Genre: Literary Fiction | Contemporary Fiction
Publisher: Europa Editions
Release Date: Expected 14th October 2021
Dorothy, or DoDo to her friends, is having a miscarriage. But honestly, it's more of an inconvenience in her mind than it is a trauma - life is traumatic enough as it is after all. But as the weeks pass by, she finds herself still feeling the side-effects that she was assured would pass within days. Struggling with her own mind, with knowing that refusing Motherhood is a feminist right but still feeling like a failure as well. Unable to confide her deepest thoughts in anyway, not even her two therapists, Dorothy searches for answers and meaning in places she'd never thought to look before.
"Dorothy could not be sure if she meant to imply that a life of mourning was an exercise in nobility or a pathetic waste, or both, or neither."

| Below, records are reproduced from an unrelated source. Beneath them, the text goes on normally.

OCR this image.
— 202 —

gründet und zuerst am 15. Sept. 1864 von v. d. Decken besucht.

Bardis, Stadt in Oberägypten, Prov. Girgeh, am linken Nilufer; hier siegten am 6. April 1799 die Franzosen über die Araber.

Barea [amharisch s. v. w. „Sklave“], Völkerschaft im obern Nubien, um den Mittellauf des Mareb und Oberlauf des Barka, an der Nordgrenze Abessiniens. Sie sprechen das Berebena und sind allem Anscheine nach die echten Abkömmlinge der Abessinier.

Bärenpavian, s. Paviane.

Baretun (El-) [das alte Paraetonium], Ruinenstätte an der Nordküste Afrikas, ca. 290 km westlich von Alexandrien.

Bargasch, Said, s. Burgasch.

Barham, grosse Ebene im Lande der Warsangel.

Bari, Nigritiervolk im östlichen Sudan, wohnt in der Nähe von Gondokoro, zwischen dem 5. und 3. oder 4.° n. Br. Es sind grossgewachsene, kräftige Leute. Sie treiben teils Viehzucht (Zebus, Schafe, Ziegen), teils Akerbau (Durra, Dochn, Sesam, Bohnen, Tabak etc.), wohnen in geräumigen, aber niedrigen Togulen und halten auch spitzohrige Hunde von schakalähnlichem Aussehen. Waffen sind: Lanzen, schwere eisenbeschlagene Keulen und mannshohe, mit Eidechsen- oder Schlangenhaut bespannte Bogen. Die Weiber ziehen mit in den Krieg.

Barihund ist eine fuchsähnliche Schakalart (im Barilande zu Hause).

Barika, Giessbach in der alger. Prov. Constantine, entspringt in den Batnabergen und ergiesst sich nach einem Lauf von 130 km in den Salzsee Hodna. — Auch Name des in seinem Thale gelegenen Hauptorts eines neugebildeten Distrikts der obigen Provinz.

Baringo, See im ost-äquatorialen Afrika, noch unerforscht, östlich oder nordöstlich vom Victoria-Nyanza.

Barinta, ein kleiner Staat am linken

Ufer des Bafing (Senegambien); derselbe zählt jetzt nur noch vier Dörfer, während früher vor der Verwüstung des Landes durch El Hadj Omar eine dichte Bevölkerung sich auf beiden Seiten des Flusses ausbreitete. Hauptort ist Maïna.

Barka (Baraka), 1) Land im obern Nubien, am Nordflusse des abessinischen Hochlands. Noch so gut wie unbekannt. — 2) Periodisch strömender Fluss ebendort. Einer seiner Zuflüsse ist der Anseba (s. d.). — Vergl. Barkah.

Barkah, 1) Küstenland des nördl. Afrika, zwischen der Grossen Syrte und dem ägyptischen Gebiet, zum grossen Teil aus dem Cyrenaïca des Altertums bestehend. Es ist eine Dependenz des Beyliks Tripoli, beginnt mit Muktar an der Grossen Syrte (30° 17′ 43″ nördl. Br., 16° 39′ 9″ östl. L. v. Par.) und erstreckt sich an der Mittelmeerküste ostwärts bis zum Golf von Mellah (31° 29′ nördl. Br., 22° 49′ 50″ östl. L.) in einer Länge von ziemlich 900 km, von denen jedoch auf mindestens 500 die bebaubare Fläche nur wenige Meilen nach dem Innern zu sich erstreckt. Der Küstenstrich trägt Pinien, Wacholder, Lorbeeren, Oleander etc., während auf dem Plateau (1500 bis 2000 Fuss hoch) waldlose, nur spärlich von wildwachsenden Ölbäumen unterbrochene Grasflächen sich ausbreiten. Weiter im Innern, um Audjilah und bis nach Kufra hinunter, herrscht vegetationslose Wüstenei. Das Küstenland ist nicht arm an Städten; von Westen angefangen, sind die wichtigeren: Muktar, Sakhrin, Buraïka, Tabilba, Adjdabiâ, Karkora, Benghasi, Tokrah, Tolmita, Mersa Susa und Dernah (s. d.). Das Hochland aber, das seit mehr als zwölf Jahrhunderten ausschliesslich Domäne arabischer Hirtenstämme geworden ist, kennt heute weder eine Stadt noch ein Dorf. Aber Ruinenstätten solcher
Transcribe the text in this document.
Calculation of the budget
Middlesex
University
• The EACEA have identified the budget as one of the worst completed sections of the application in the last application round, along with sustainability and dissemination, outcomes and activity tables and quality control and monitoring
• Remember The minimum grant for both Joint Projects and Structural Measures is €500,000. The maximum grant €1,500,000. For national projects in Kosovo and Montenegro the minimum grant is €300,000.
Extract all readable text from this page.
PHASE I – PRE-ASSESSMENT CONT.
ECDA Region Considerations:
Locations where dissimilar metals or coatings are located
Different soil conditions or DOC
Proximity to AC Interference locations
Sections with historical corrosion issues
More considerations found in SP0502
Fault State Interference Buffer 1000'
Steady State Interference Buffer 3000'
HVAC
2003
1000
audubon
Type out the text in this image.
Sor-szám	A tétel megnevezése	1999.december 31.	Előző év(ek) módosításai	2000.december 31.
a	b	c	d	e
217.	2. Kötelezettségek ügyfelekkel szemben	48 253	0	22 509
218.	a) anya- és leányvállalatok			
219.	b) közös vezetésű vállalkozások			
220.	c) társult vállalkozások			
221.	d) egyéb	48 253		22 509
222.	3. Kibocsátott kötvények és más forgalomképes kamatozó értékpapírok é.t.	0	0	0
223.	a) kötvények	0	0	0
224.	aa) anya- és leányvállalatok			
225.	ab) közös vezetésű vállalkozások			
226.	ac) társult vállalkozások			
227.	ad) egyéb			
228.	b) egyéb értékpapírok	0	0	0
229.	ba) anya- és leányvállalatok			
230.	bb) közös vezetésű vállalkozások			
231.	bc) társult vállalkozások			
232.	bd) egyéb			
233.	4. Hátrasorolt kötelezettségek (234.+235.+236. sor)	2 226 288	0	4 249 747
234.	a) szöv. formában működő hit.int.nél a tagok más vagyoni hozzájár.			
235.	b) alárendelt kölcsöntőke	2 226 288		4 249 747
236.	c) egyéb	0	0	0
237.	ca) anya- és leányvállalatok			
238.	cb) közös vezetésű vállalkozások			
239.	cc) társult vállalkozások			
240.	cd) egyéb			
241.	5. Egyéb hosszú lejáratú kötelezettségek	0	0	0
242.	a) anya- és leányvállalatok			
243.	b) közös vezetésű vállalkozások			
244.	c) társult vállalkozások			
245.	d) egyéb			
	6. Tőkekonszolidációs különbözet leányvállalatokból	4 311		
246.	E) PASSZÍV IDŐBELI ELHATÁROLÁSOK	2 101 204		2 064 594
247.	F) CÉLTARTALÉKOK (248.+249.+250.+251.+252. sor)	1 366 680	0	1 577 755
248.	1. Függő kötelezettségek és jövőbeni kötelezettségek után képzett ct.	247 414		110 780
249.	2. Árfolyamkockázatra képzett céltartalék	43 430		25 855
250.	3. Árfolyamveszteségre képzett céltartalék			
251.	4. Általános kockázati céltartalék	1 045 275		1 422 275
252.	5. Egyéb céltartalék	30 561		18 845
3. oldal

The Life of the Mind is an unapologetically, shamelessly vivid and brutally blunt exploration into womanhood and motherhood - cleverly delivering hard-hitting truths about the world we live in and their entitlement towards the female body. This book will most definitely make some readers recoil in disgust because of it's frank depictions of bodily functions but of course, aren't we used to women not discussing these things?
Told through a cold, apathetic and somewhat detached voice that keeps us almost at arms length, most of this book is told through Dorothy's inner monologue. Observant, curious but not emotional - she was an odd narrator, I can't say I particularly liked her but she intrigued me.
Highly imaginative and descriptive, this sharp and provocative novel has no journey or direction, just a character trying to make sense of her life and a snapshot of a woman struggling to find the words to say exactly what she needs to change.
⭐⭐⭐⭐
I was gifted an advanced copy of this title in return for an honest review.